I bought this with points on my Amazon card. It was a bit of an impulse purchase and I paid full price to benefit the author. You could get it cheaper used if you wanted, and there might be more value as a reader in buying one of the "Best American Short Story" collections. This serves my purpose well though, I will break down several of the stories to note how he did stuff and I will look at the different journals these were first published in to see what kind of work, what level of craft, that the journals are looking for. I am also going to write a nice email to the author in the next couple of days to thank him for his efforts.

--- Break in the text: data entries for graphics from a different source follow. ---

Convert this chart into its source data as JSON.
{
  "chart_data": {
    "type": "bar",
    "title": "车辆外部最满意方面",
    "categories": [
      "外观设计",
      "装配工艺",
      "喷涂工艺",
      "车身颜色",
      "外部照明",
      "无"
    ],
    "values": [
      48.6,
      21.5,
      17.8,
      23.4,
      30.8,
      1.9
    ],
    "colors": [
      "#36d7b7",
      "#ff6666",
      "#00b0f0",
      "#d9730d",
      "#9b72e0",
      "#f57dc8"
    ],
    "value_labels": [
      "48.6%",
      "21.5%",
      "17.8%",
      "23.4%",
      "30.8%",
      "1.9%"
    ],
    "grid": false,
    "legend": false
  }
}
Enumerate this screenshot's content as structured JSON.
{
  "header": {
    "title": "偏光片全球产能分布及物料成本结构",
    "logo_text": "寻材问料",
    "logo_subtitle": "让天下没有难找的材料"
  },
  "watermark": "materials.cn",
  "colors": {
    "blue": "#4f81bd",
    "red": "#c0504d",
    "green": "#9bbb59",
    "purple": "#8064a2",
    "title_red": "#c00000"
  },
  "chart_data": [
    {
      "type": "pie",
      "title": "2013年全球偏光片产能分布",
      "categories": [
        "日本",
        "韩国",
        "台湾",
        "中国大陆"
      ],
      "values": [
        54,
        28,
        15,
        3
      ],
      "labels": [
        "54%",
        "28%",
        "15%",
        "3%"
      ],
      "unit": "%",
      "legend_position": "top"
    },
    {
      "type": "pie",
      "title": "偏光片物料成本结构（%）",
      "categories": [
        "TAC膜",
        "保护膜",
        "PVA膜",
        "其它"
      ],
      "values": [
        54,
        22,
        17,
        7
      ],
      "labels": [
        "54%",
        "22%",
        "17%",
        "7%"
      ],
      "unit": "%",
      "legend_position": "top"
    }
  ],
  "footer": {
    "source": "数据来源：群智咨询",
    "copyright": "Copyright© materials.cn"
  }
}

Profile Image for Adam Schuitema.
Author 6 books34 followers
June 28, 2017
'The Spoils' is a terrific collection of short fiction that’s comfortable moving back and forth between those absurd moments in life we can almost laugh about and those absurd moments in life that are deadly serious. One of the strongest elements of the stories is how quickly they get up to speed. Pycior manages to set up his compelling scenarios in a paragraph or two, in a way that seems almost effortless, and the reader is quickly and wonderfully caught up in the slipstream. “Home Shopping” and “Pasteurization” were among my favorites, both of them giving us glimpses of criminals at work where we’d least suspect them. But my other favorites all play around with the idea of non-traditional actors… people on the fringes of performance. “Cashing In”—told in the form for a local NPR interview—is a highly inventive piece about a business that hires professional mourners to attend funerals. There’s the title story, which is a hell of a lot of fun, about a player for the Washington Generals, who decides to go into business for himself and attempt defeating the mighty Harlem Globetrotters. And the piece that has most stuck with me is “Pinchbeck,” about a struggling actor playing a cowboy in a Wild West show. Like so many of the others, this piece features a guy wanting a better life for himself and his family—or the family he never had—and how quickly dreams can disintegrate.
Profile Image for Denton.
Author 7 books54 followers
September 13, 2017
The Spoils is a wonderful collection of stories set in the Midwest but with a truly universal feel. Pycior is a natural storyteller with a tremendous range. If this collection is his debut, I can't wait to see what he does next.
Profile Image for Niall.
75 reviews
January 15, 2025
This is a gripping collection of short stories. Fiction about primarily poor or working class folks in the Midwest often risks either condescending politeness or dehumanizing grotesqueness. His stories examine rich interior lives, occasionally grim choices, and unsentimental humanity.
Profile Image for Kale Rister.
2 reviews1 follower
October 23, 2022
Honest and funny, thought-provoking and heartbreaking, “The Spoils” is a southeast Kansas masterpiece. Storytelling at its finest.